If there is any conclusion I can draw from this discussion, it would have to do with the conception of architecture. It is liberating to understand the exercise of architecture, the practice of communicating an idea of space through architectural language, as a reflection of a something external from the architect's consciousness, detaching the architectural creation from the myth of genius, the pure poetic image that arises spontaneously in the mind of some illuminated figure. The act of designing comes to be understood, then, as a creation that draws on previous references, is restricted by the limits of the technique and the currents of thought of a given moment and is, finally, translated through drawing by the figure of the architect.

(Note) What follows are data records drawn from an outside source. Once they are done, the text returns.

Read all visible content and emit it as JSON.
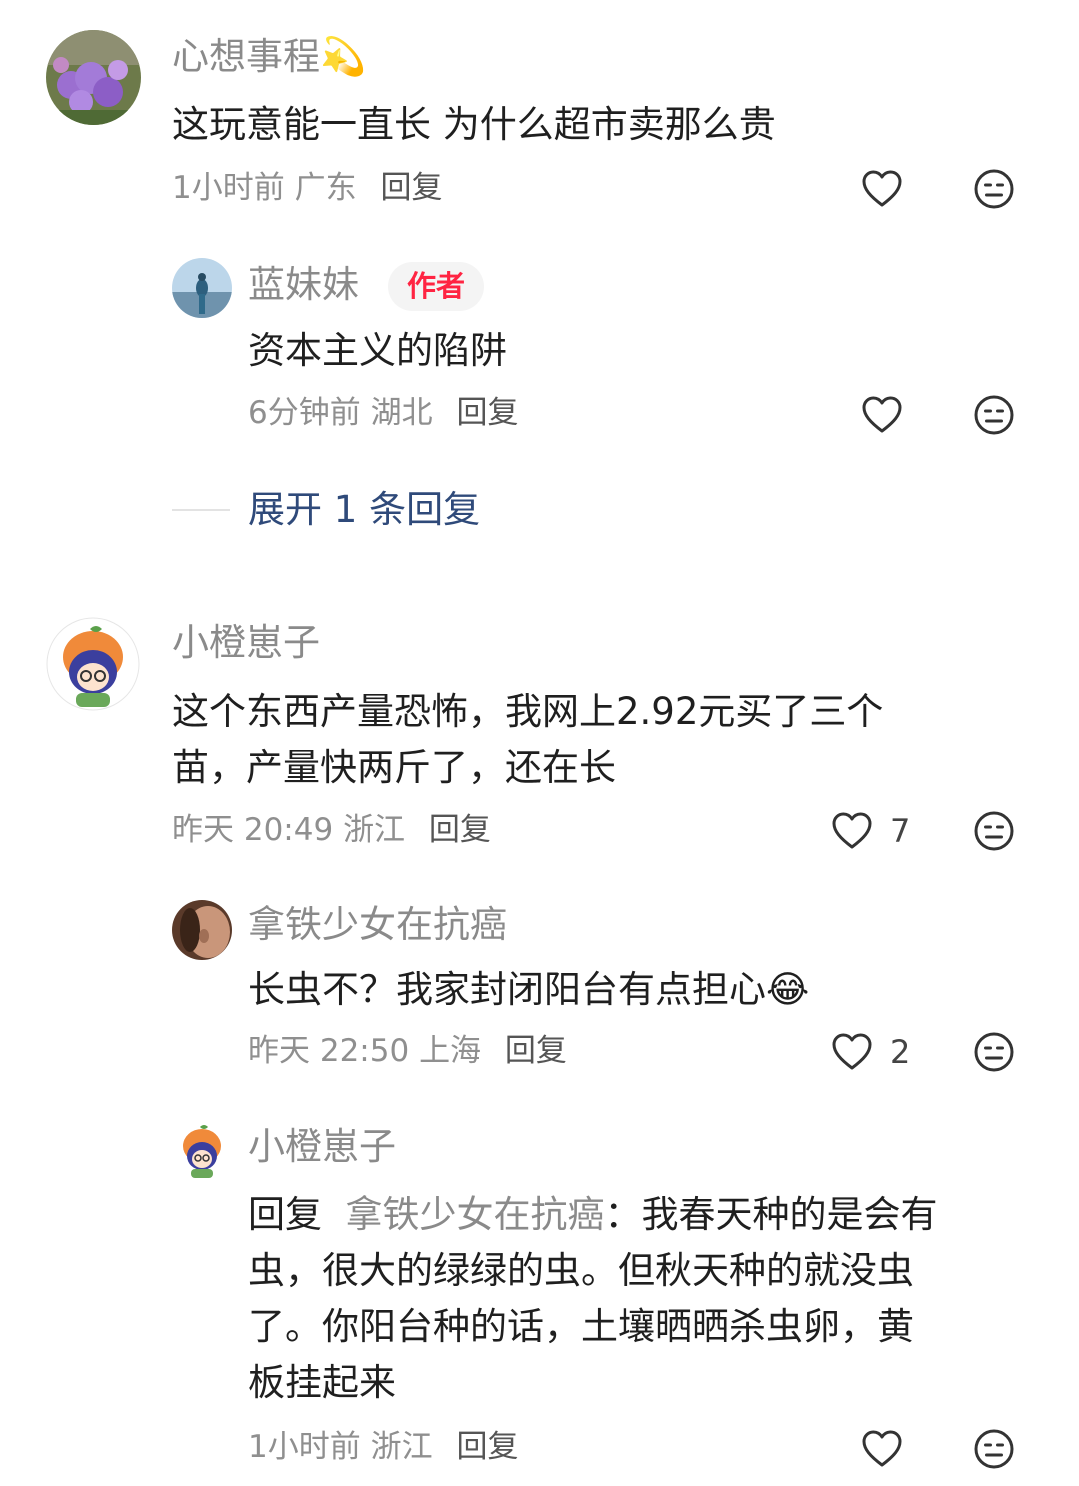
{
  "comments": [
    {
      "name": "心想事程",
      "name_emoji": "💫",
      "text": "这玩意能一直长 为什么超市卖那么贵",
      "time": "1小时前",
      "location": "广东",
      "reply_label": "回复",
      "likes": "",
      "avatar_icon": "purple-flowers-avatar"
    },
    {
      "name": "蓝妹妹",
      "badge": "作者",
      "text": "资本主义的陷阱",
      "time": "6分钟前",
      "location": "湖北",
      "reply_label": "回复",
      "likes": "",
      "avatar_icon": "person-sky-avatar"
    },
    {
      "expand_label": "展开 1 条回复"
    },
    {
      "name": "小橙崽子",
      "text_line1": "这个东西产量恐怖，我网上2.92元买了三个",
      "text_line2": "苗，产量快两斤了，还在长",
      "time": "昨天 20:49",
      "location": "浙江",
      "reply_label": "回复",
      "likes": "7",
      "avatar_icon": "orange-cartoon-avatar"
    },
    {
      "name": "拿铁少女在抗癌",
      "text": "长虫不？我家封闭阳台有点担心",
      "text_emoji": "😂",
      "time": "昨天 22:50",
      "location": "上海",
      "reply_label": "回复",
      "likes": "2",
      "avatar_icon": "portrait-avatar"
    },
    {
      "name": "小橙崽子",
      "reply_prefix": "回复",
      "reply_to": "拿铁少女在抗癌",
      "reply_colon": "：",
      "line1": "我春天种的是会有",
      "line2": "虫，很大的绿绿的虫。但秋天种的就没虫",
      "line3": "了。你阳台种的话，土壤晒晒杀虫卵，黄",
      "line4": "板挂起来",
      "time": "1小时前",
      "location": "浙江",
      "reply_label": "回复",
      "likes": "",
      "avatar_icon": "orange-cartoon-avatar"
    }
  ]
}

[1] Overlapping of the grid of columns of the biennial building, ramp and central void with the cowshed plant.
[2] Peter Blundell Jones. Hugo Häring: The Organic Versus the Geometric. (London, Edition Axel Menges, 1999), 60.
[3] Niemeyer, Oscar. Minha Arquitetura 1937-2005, (São Paulo, Revan, 2005), 338.
[4] Peter Blundell Jones, Hugo Haring & the search for a responsive architecture. (London, AA Files, 1986), 34-37.
[5] Niemeyer, Oscar. Minha Arquitetura 1937-2005, (São Paulo, Revan, 2005), 321.